Orange cumin beef stew
Adapted from “Carry-Out Cuisine” by Phyllis Méras. The original source of
the recipe was the Monticello Gourmet in Washington, D.C. I've made a small handful of recipes from this compendium of gourmet takeout recipes, and two of them are from that establishment. I'd love to visit if it still exists, but this is an older edition. (Coincidentally, I just made their delightful spinach vichyssoise again this week; the place seemed to have cold weather comfort food down pat.)
Ingredients
3 pounds beef chuck for stew, cut into 2-inch pieces
Cooking oil
½ cup orange juice
½ cup broth
¼ cup red wine vinegar
1 6-ounce can tomato paste
3 garlic cloves, chopped
2 tablespoons light brown sugar
4½ teaspoons ground cumin
1 tablespoon dried oregano
1½ teaspoons ground allspice
1 bay leaf
Zest of 1 orange
10 ounces pearl onions, peeled (or half of a 16-ounce bag frozen)
1 pound small mushrooms cut into quarters
Butter for cooking onions and mushrooms
Method
Heat a generous skim of oil in a large pot. Salt beef cubes and add to pan in a single layer,
browning on all sides, and working in batches as needed. Return all beef to pot
and add orange juice, broth, red wine vinegar, tomato paste, garlic, light
bornw sugar, cumin, oregano, allspice, bay leaf and orange zest. Bring to a
simmer and cook for 1½ hours until beef is tender. This will give you time to peel all those pesky little onions.
Meanwhile, heat butter in a large skillet, I'm guessing I used about a tablespoon.
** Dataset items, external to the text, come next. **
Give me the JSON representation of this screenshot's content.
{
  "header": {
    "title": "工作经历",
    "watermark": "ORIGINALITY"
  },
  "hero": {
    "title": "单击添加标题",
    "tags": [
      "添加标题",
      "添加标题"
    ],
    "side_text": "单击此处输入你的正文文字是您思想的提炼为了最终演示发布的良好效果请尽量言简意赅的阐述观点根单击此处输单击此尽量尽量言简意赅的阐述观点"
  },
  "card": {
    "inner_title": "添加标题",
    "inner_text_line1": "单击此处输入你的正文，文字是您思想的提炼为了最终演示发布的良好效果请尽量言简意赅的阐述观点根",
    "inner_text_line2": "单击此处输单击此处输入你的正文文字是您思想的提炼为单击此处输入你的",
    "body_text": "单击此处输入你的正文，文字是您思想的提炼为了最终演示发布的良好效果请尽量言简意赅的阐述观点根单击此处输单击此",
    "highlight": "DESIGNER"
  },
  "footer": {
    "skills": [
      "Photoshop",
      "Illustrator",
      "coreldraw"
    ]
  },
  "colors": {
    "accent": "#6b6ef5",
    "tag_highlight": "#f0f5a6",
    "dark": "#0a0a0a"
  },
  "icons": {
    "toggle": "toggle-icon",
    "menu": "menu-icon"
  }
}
Add onions and cook over medium heat until lightly browned. Add mushrooms and cook until mushrooms are softened and their liquid has cooked the onions. Add to stew pot.
Rating: The sauce has that thick stew sludgy, fudgy consistency, almost mole like. The cumin and orange flavors are an interesting twist on stew, and do indeed make you think of chili. A good option for when sauces need to be as thick as your sweaters.
Dave's comment: This is like a starting point for a sauce that could replace ketchup, a sauce that could go on anything.